Provide a list of any outside contractors you intend to hire, such as:

  • An accountant
  • An attorney
  • The architect
  • The designer
  • Contractor in general
  • Marketing and public relations

Provide a brief description of the services they will be providing to you, the reasons for choosing them, and any notable accomplishments they have achieved.

13.Structure of the business

It is recommended that this section be kept short and sweet. What type of business structure have you established and why did you decide on that structure? If you are unsure what type of business structure is right for your business, you should consult an attorney.

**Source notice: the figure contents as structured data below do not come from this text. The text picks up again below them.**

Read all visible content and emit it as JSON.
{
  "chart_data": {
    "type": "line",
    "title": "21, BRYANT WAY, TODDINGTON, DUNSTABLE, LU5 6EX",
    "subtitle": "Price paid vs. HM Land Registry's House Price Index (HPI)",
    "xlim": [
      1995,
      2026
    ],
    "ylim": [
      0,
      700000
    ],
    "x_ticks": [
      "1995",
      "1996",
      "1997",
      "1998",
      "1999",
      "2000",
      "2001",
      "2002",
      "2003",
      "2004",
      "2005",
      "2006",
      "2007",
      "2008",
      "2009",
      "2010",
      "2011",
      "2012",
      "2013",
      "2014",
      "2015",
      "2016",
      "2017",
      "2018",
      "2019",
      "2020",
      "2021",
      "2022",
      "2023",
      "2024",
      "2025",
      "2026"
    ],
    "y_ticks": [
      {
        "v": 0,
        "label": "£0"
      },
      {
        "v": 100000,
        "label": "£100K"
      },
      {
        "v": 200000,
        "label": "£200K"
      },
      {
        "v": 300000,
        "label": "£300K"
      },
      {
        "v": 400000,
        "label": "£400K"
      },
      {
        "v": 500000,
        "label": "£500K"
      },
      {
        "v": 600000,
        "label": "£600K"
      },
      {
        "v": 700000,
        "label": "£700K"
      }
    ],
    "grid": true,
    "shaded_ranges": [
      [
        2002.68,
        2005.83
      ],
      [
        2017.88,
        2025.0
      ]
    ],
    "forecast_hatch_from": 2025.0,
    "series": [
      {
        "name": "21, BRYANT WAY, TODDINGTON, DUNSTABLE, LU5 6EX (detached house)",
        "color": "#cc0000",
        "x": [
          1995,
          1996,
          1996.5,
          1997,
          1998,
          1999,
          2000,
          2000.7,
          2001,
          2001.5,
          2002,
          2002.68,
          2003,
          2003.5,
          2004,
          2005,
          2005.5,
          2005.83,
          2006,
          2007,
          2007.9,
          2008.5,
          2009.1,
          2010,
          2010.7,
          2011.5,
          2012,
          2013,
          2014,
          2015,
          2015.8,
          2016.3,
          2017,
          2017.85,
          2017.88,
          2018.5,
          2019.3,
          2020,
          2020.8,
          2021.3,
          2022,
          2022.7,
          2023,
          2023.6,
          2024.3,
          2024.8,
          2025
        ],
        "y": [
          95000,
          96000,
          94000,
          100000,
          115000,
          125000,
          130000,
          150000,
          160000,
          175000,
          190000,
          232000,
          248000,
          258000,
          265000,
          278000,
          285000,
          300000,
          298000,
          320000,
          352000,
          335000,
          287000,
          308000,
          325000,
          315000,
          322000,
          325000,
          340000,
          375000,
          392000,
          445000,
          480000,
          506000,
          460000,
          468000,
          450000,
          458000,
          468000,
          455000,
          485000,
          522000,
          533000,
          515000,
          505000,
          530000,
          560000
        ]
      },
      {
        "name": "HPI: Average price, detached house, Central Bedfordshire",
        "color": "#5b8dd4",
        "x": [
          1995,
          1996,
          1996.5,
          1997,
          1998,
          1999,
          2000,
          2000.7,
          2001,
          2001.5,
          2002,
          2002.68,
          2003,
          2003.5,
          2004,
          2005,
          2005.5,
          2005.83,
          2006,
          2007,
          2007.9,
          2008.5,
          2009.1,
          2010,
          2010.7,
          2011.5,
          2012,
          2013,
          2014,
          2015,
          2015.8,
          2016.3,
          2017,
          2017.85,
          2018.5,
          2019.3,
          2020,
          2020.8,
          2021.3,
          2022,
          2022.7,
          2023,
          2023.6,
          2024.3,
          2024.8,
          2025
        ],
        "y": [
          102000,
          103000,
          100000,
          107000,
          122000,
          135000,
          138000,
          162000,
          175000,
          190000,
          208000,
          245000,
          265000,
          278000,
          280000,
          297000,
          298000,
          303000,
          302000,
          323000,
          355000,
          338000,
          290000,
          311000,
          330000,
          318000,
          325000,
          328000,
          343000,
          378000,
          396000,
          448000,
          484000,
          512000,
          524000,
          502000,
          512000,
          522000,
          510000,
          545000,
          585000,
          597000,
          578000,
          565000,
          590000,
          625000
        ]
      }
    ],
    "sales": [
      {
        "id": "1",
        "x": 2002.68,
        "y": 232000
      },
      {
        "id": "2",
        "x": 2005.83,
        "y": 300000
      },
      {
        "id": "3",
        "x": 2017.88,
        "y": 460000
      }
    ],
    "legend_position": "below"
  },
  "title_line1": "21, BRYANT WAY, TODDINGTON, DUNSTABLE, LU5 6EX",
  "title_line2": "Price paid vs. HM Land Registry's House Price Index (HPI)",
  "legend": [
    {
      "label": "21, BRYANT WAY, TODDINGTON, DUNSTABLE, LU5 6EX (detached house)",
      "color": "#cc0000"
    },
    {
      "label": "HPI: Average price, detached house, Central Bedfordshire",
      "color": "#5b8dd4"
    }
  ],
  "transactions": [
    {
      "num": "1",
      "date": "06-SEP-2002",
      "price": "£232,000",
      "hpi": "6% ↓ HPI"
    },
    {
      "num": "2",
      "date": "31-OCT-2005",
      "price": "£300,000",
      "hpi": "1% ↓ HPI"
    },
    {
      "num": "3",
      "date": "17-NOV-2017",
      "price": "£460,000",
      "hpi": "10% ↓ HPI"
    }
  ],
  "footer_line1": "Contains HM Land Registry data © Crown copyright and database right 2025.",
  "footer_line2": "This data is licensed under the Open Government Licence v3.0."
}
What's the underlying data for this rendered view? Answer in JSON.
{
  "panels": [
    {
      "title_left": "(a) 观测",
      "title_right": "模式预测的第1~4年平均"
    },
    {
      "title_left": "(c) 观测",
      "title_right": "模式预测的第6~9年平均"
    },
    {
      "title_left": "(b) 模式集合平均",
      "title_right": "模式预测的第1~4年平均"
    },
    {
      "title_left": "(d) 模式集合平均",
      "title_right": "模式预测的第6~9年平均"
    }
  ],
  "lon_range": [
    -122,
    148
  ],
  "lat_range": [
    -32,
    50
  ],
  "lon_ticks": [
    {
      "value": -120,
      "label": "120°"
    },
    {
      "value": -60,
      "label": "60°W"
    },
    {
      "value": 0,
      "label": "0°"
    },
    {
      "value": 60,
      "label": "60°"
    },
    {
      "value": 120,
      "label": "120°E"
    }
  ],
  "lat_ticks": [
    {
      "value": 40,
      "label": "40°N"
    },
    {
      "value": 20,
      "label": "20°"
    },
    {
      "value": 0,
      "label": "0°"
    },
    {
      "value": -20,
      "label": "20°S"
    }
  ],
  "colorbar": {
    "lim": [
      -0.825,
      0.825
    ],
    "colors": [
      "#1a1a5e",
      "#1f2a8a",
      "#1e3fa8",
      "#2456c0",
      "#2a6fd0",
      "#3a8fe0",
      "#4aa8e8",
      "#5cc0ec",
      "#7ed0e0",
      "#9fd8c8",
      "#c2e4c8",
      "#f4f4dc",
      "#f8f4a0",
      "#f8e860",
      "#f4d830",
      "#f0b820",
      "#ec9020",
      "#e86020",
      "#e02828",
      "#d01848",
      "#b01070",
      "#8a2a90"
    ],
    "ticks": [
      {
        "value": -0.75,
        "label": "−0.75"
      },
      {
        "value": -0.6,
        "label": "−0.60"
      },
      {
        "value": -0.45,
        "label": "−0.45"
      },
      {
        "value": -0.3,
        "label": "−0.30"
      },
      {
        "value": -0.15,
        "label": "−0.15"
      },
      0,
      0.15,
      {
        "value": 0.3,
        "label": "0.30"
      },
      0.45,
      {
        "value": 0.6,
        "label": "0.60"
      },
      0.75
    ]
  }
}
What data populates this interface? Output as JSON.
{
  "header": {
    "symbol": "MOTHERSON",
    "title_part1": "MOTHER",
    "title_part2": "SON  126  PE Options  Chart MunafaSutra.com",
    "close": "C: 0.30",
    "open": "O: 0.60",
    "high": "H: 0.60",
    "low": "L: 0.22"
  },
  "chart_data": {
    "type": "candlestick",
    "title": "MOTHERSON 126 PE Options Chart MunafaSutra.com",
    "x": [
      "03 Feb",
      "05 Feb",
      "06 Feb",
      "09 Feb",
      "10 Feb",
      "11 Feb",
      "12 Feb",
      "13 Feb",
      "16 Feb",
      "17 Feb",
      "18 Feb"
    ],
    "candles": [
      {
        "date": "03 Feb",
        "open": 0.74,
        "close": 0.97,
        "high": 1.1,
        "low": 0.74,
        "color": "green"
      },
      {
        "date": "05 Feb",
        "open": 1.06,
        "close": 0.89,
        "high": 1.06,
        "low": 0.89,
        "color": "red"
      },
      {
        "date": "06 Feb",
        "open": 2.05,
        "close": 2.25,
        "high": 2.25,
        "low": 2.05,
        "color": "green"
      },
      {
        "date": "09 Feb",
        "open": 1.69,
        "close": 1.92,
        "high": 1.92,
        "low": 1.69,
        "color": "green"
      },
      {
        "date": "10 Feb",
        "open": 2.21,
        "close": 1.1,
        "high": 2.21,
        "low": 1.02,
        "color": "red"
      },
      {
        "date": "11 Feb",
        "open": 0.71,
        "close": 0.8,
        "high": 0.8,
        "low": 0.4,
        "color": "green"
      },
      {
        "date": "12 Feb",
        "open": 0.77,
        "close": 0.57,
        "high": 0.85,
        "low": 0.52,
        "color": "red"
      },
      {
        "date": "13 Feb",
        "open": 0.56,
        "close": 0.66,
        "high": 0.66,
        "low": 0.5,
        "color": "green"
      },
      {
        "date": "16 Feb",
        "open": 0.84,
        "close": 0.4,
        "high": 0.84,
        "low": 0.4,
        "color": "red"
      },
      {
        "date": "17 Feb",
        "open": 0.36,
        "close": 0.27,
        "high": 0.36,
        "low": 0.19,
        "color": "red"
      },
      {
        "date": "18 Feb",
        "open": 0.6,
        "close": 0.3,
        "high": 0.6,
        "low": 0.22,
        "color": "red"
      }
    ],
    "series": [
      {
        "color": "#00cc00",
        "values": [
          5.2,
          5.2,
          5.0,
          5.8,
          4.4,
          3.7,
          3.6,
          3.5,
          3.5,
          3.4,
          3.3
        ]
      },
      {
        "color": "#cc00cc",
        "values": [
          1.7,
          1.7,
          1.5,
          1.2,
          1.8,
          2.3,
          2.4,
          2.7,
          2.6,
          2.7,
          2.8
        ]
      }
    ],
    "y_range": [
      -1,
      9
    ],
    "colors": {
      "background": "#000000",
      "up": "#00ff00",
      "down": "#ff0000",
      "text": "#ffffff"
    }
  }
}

The first step is to write a business plan. The second step is to hire an experienced attorney. As well as helping me develop a smart, sustainable business structure, my attorney was a great resource for reviewing my business plan because she has reviewed thousands. In addition to legal matters, she provided an outside perspective that was very helpful and experienced,” remarks Charles Bililies.

14.Projection of financial results

Ensure that your accountant guides you through this portion of your business plan. You should hire someone with a wealth of restaurant experience (not just a few places) to help you with your finances. It is important that they are familiar with the financial aspects of starting a restaurant and know what questions to ask you.

Your accountant will need to know the following information before creating realistic financial projections:

  • The number of seats in the restaurant
  • Your average check will be
  • What is the number of covers you plan to do per day

The key to making these estimations is to be conservative. Using these three factors, we will be able to determine whether your concept is financially feasible.

Lou Guerrero, Principal at Kross, Baumgarten, Kniss & Guerrero, says, “You’ll get a lot of accountants who say they’ve done a couple of restaurants, but you need a professional that has deep expertise.” It is not beneficial to hire someone who does not specialize in the restaurant industry.

You’ll need to have prepared to show investors a well-vetted accountant with restaurant experience.

Among the key projections you can expect to work on are:

  • A pro forma profit and loss statement for the first three to five years of operations
  • Analysis of break-even points
  • Budget for capital requirements

Developing a comprehensive restaurant business plan is one of the most important steps in opening a successful restaurant. Potential investors will recognize the viability of your concept if you draw inspiration from examples, demonstrate your expertise, and address all the essential components.

It is important to remember that a well-prepared business plan demonstrates professionalism and a clear understanding of your goal, increasing your chances of success in the competitive restaurant industry in the long run.

You can design your own website. The easiest way to make sure your website can accomplish all of these goals is to hire a pro. You’ll have more time to run and grow your business.